If the fastball velocity does improve and the change-up becomes an above-average pitch, your looking at a top of the rotation pitcher. His upside is the reason his name is usually associated with Max Fried when talking the 2012 draft. Fried is much more polished, but Smoral could have better upside in the long term. His low arm slot and repatoire has earned him some comps to Madison Bumgarner, I wouldn't mind that.
Projected Draft Round
Originally tagged as a top 15 pick, Smoral figures to drop into the second half of the 1st round with a small chance of the supplemental round. If he were to last that long, this is the only time in which the Astros would likely consider drafting him. I just can't fathom him lasting to the second round.
Will he sign?
Probably. He's committed to University of North Carolina which is a solid commitment, but he seems dedicated to the game and wants to apply himself to it professionally right now. Although, if the injury makes him fall too far, going to college and proving his health could skyrocket his stock.

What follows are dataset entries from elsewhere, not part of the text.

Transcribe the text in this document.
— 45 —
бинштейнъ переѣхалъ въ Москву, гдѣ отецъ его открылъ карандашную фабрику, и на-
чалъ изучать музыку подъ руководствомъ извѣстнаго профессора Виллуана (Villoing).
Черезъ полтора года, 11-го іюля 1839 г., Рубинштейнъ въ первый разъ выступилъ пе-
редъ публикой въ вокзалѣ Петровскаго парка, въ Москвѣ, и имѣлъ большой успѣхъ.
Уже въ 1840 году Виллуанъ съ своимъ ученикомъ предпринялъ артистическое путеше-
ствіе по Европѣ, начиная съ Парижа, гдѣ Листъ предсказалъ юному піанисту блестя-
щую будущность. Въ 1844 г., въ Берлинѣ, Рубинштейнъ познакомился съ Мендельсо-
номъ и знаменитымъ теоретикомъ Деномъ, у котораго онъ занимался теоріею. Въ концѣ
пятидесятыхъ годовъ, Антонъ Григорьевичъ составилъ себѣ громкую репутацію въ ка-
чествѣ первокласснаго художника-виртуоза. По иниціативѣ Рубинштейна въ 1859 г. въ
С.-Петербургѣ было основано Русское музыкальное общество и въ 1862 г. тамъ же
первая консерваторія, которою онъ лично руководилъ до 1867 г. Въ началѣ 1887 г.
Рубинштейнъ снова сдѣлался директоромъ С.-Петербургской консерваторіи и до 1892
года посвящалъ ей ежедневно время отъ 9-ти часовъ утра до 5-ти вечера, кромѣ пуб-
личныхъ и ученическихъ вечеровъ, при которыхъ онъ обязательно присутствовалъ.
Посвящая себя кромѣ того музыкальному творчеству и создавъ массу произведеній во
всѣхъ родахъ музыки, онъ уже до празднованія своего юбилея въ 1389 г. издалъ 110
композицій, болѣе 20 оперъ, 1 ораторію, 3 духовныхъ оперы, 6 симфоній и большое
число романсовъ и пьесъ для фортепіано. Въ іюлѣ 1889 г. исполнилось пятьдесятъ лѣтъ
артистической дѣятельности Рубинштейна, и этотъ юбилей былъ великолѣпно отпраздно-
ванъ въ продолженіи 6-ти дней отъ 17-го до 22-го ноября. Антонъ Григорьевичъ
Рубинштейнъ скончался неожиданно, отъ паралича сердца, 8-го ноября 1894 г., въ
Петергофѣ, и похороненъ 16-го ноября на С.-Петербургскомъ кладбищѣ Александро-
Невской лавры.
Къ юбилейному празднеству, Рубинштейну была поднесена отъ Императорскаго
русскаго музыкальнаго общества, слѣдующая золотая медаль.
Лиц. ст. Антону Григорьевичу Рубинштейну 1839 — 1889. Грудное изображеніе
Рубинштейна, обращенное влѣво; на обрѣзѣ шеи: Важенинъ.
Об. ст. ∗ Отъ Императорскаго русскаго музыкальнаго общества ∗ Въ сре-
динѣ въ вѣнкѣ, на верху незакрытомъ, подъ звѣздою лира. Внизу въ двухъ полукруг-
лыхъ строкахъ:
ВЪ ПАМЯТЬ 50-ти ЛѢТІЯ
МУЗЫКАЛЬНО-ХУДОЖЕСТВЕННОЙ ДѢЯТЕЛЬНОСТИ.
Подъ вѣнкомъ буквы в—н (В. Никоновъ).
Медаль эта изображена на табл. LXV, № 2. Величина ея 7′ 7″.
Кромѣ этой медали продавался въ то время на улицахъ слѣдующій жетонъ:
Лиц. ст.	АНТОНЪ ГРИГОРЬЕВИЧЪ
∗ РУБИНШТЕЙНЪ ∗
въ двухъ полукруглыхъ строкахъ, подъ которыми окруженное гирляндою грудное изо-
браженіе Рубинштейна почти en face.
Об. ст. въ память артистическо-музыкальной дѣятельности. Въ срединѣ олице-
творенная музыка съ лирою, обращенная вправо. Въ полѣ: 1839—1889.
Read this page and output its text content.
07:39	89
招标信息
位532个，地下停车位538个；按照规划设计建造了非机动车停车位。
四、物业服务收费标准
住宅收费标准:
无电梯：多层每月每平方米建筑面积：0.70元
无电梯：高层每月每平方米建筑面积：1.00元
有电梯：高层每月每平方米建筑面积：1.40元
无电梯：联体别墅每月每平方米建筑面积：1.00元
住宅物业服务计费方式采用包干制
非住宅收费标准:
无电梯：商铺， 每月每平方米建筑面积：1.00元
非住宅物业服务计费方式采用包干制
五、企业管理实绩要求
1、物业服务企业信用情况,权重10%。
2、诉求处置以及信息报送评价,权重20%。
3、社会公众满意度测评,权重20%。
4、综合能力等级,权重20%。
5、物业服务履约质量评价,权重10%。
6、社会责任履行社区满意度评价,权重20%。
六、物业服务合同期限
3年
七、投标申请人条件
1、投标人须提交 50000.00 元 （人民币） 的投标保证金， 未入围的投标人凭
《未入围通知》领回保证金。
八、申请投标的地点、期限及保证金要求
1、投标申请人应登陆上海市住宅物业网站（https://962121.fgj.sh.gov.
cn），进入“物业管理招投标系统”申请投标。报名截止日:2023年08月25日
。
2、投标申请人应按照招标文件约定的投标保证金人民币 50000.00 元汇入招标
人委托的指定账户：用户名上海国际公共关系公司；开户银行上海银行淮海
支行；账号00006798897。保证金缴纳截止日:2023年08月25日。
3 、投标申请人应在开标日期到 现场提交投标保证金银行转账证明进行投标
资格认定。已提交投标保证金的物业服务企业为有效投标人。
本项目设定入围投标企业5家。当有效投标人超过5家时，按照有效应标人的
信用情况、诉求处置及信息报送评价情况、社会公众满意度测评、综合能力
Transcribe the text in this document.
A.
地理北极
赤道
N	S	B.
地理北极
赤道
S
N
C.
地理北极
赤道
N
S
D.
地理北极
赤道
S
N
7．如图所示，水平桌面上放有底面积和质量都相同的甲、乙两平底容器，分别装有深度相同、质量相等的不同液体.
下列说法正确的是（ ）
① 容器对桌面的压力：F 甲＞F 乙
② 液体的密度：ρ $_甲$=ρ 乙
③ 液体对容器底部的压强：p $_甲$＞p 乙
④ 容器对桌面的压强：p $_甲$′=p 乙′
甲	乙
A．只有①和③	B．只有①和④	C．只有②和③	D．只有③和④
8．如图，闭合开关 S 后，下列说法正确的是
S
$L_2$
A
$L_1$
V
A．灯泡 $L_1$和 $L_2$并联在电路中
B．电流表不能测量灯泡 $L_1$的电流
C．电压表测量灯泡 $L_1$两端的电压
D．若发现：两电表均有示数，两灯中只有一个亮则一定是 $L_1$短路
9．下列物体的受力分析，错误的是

Bibliography after the jump
Matthew Smoral is a 2012 LHP with a 6-8 225 lb. frame from Solon, OH who attends Solon HS. XX Tall build, wide hips, narrow upper half with lots of room to grow, young body. Tall balanced delivery, low effort, very loose and free arm, clean arm circle, 3/4's arm slot, occasionally falls off on release, throws from the 3B side of the rubber and loses angle to his pitches, especially to left handed hitters. 90-93 mph fastball, touched 94, flashes hard boring life at times, good sink at others. Curveball has hard plus spin when thrown hard, will let up on curveball at times, rare change up. Better command of pitches to right handed hitters, tends to pitch passively to left handed hitters. Very high ceiling talent, has all the tools. Good student, verbal commitment to North Carolina. Named to the Perfect Game All American Classic team.
Smoral made just three outings this spring before his season ended due to a stress fracture in his right (and thus landing) foot that occurred when he was pitching on a makeshift mound in a game played on a football field in March. Before that, Smoral had pitched like a potential top-10 overall pick, touching 95, sitting 89-93 with plus life and a hard out-pitch slider, even showing the ability to pitch to his glove side with the fastball.
Smoral has an imposing presence on the mound, standing 6-foot-8 and 225 pounds. His height along with his low three-quarter arm slot from the left side makes him tough to pick up. His stuff doesn't make it any easier for hitters. Smoral throws a fastball in the 89-92 mph range and tops out at 94. Smoral also throws a slider in the 81-84 mph range and a changeup with similar velocity. His low arm slot causes him to sometimes get around his slider, but when he stays on top of it, it's a tight pitch with late break. Like many big pitchers, Smoral is still growing into his frame and learning how to control his delivery. He currently lands a little open and a little stiff, sometimes stumbling off the mound in his follow through. This causes his control to come and go, but when he's on, his stuff is dominating. Smoral has the athleticism to smooth things out. His father, Steve, was a basketball player at North Carolina State, but Matt is committed to North Carolina.